Todo era tan oscuro como el silencio. Las horas pasaban y él no podía salir de ese cuarto cargado de malestar, desde donde no veía nada más allá de las paredes. Era como una caja sin ventanas, sin puertas ni aire. Un espacio que no permitía entrar a la felicidad. Sólo lágrimas se escuchaban caer. A pesar de que no podía ver ni sus manos, con ellas mismas buscaba entre la tierra un hueco, una suerte de esperanza.
Los días pasaban y nada cambiaba, claro que para él el tiempo no existía. Tanto daba una hora o cien años. Sin la luz, cómo iba a poder sentir el paso del dios del castigo. Pero por una extraña razón no perdía la esperanza; quería saber que algún día saldría de ahí, que en cualquier momento sus manos se cruzarían con una especie de hendidura en la que cavaría hasta llegar al otro lado del mundo.
A veces desfallecía. Caía ante el mal, ante la frustración. Pero esa pequeña y dulce voz, que sonaba en su cabeza, le impedía llegar hasta el fondo y no levantarse nunca más. Respiraba, se tragaba su orgullo, se ponía en marcha.
Un de esos días en los que la sonrisa cuesta, metió la mano en la tierra. No buscaba nada más que sentir la calidez de la naturaleza muerta, no había nada más en ese lugar. Y sin pensarlo su brazo se hundió hasta el codo. Pegó un salto, se golpeó la cabeza y fue a parar nuevamente al piso. Empezó a cavar y vio a lo lejos un rasgo de luz, un sueño cercano.

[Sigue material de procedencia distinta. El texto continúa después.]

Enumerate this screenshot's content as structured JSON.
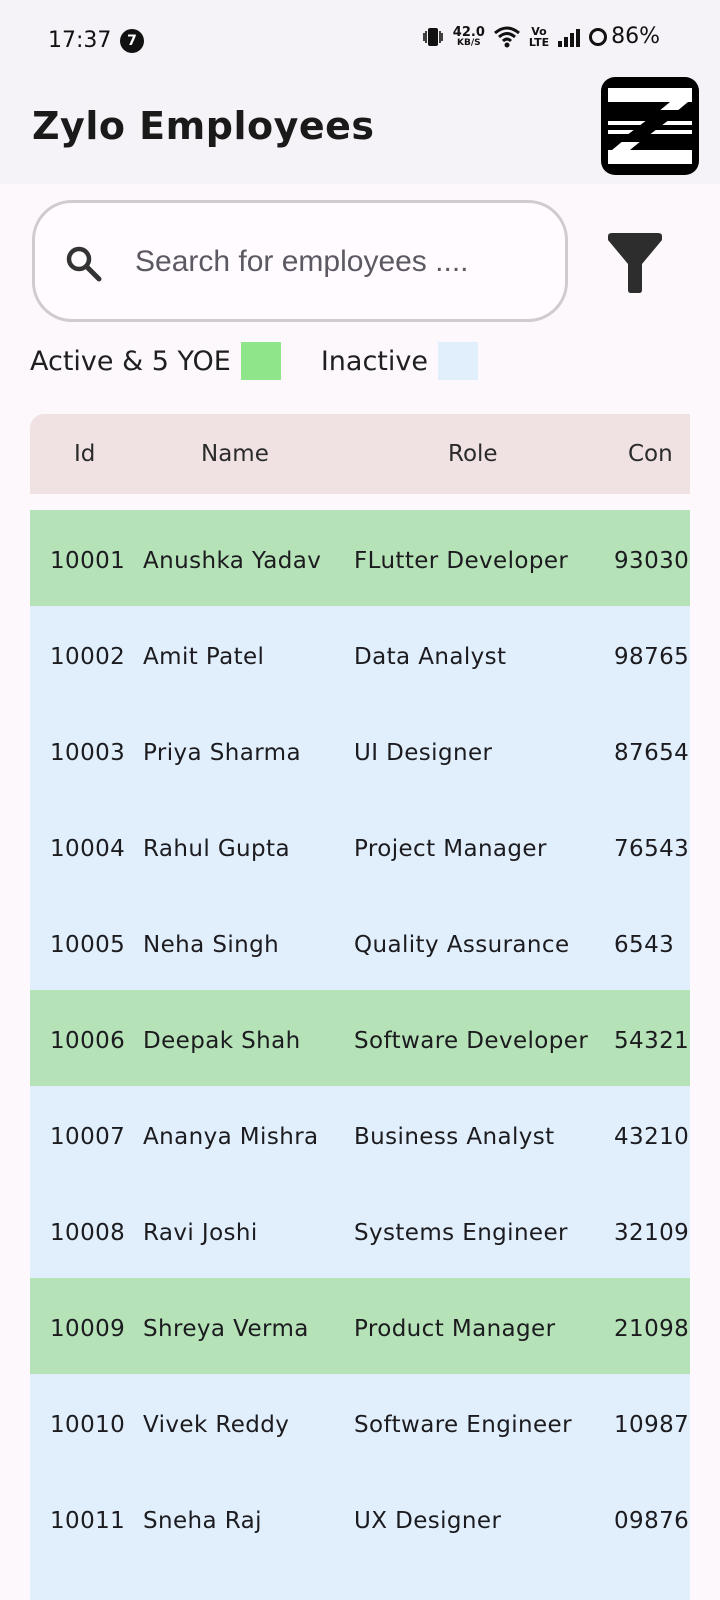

Continuó con su trabajo desesperado y sin parar ni un minuto, iba lanzando la tierra hacia los lados. El orificio se hacía cada vez más grande, no tanto como para salir, pero si para mirar lo que pasaba en el mundo exterior. Por un momento sus ojos se lastimaron y no le permitieron ver ni blancos ni negros, mucho menos colores. Pero esa fuerza interior venció a la claridad. Distinguió un rojo, algo verde y unos destellos rosa. No podía creerlo. No quería aceptar que una paleta de pasteles si abría ante él.
Pero finalmente y sin miedo vio que a lo lejos las flores volvían a salir.